BSDCan2016 - v1.1.24a

BSDCan 2016
The Technical BSD Conference

Speakers
Ike Eichorn
Schedule
Day Talks #1 - 10 June - 2016-06-10
Room DMS 1140
Start time 14:45
Duration 01:00
Info
ID 657
Event type Lecture
Track Security
Language used for presentation English

Dodging Raindrops: Escaping the Public Cloud

A User Story of De-Google-ication Using FreeBSD and Other Open Source Software

A retrospective look at the author's efforts to De-Google-ify and remove dependence on third parties to host personal data. How the author runs a personal infrastructure that handles everything including email out of a home server on consumer hardware will be discussed. Rationale for the move, what technologies were deployed, and how they were employed will be discussed.

Privacy. It is hard to achieve a measure of privacy today. The rise of the smartphone and multiple device usage have made the 'cloud' or simply server-side storage more appealing than ever before. Yet most people don't have a home server, they use a third party like Google or Dropbox to store critical and often private data. And while the economics of using third party services are very compelling, there is a hidden cost, privacy.

In the wake of the Snowdon revelations, and given the current state of law and politics, the wisdom of using third party providers is in doubt. And it is not just privacy that make their use concerning. EULAs typically indemnify providers against almost everything that can go wrong and give providers unreasonable rights to use the data they store. And what if the provider decides to discontinue a service, or goes bankrupt, what happens to your data then?

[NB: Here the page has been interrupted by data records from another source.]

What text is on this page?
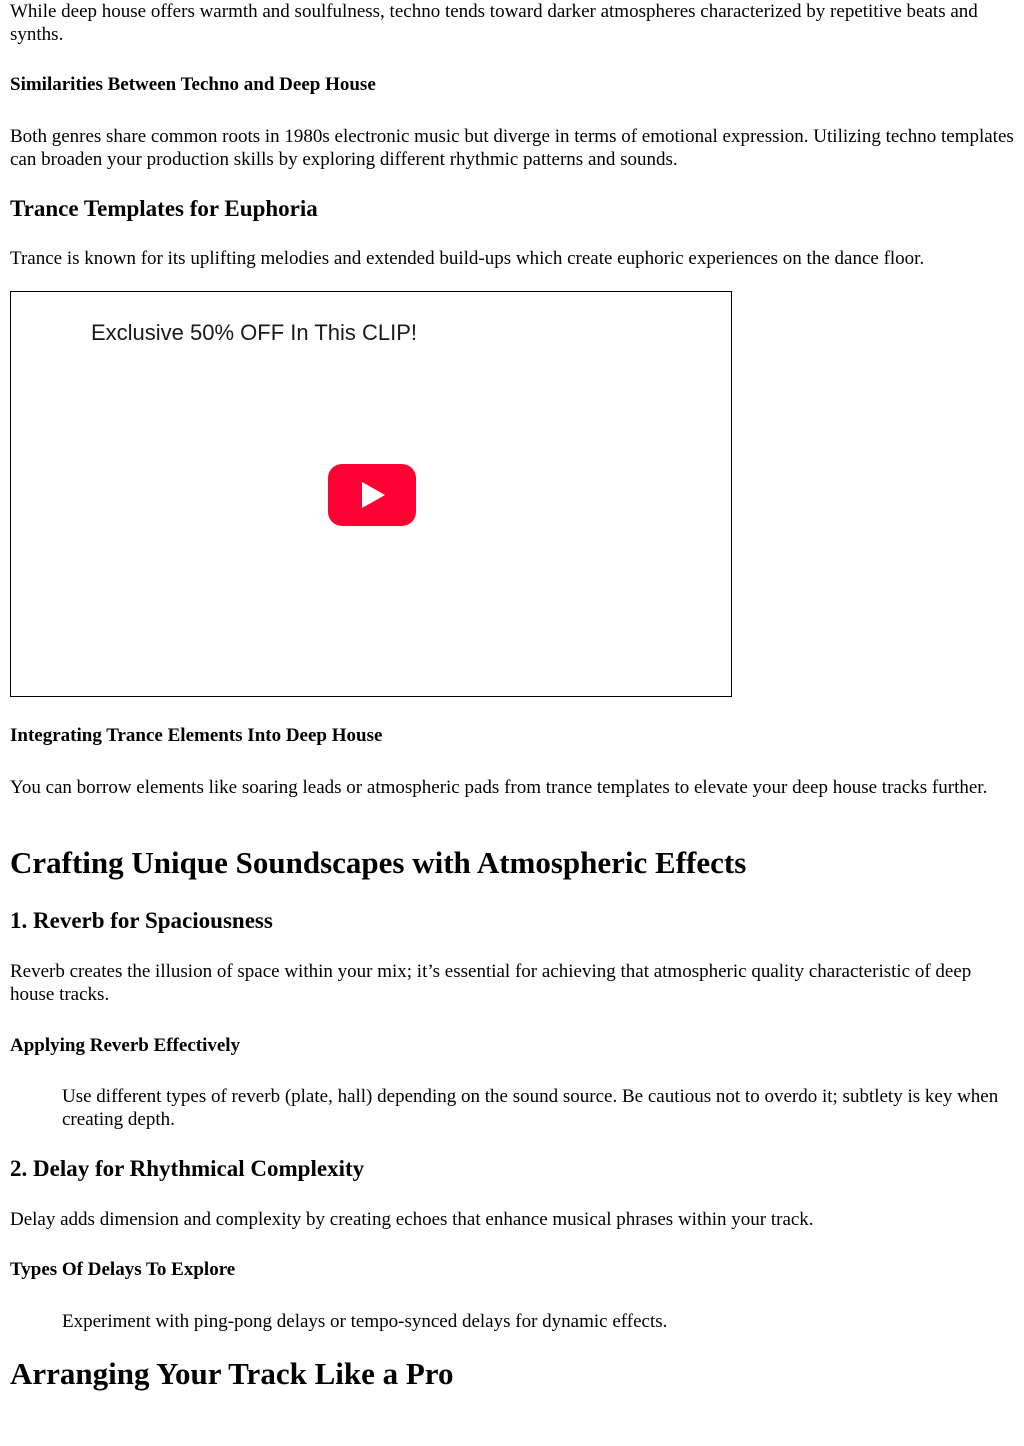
While deep house offers warmth and soulfulness, techno tends toward darker atmospheres characterized by repetitive beats and synths.

Similarities Between Techno and Deep House

Both genres share common roots in 1980s electronic music but diverge in terms of emotional expression. Utilizing techno templates can broaden your production skills by exploring different rhythmic patterns and sounds.

Trance Templates for Euphoria

Trance is known for its uplifting melodies and extended build-ups which create euphoric experiences on the dance floor.

Exclusive 50% OFF In This CLIP!
Integrating Trance Elements Into Deep House

You can borrow elements like soaring leads or atmospheric pads from trance templates to elevate your deep house tracks further.

Crafting Unique Soundscapes with Atmospheric Effects
1. Reverb for Spaciousness

Reverb creates the illusion of space within your mix; it’s essential for achieving that atmospheric quality characteristic of deep house tracks.

Applying Reverb Effectively

Use different types of reverb (plate, hall) depending on the sound source. Be cautious not to overdo it; subtlety is key when creating depth.

2. Delay for Rhythmical Complexity

Delay adds dimension and complexity by creating echoes that enhance musical phrases within your track.

Types Of Delays To Explore

Experiment with ping-pong delays or tempo-synced delays for dynamic effects.

Arranging Your Track Like a Pro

This talk describes how a user with limited resources was able to nearly entirely replace his usage of Google and Dropbox with self-hosted open source solutions. The key to making it work, FreeBSD. The setup of a home server on a consumer PC to provide personal website hosting, file serving, email, and several other services is described. There will be a discussion of what was hard to do, what was easy, and where things can be improved.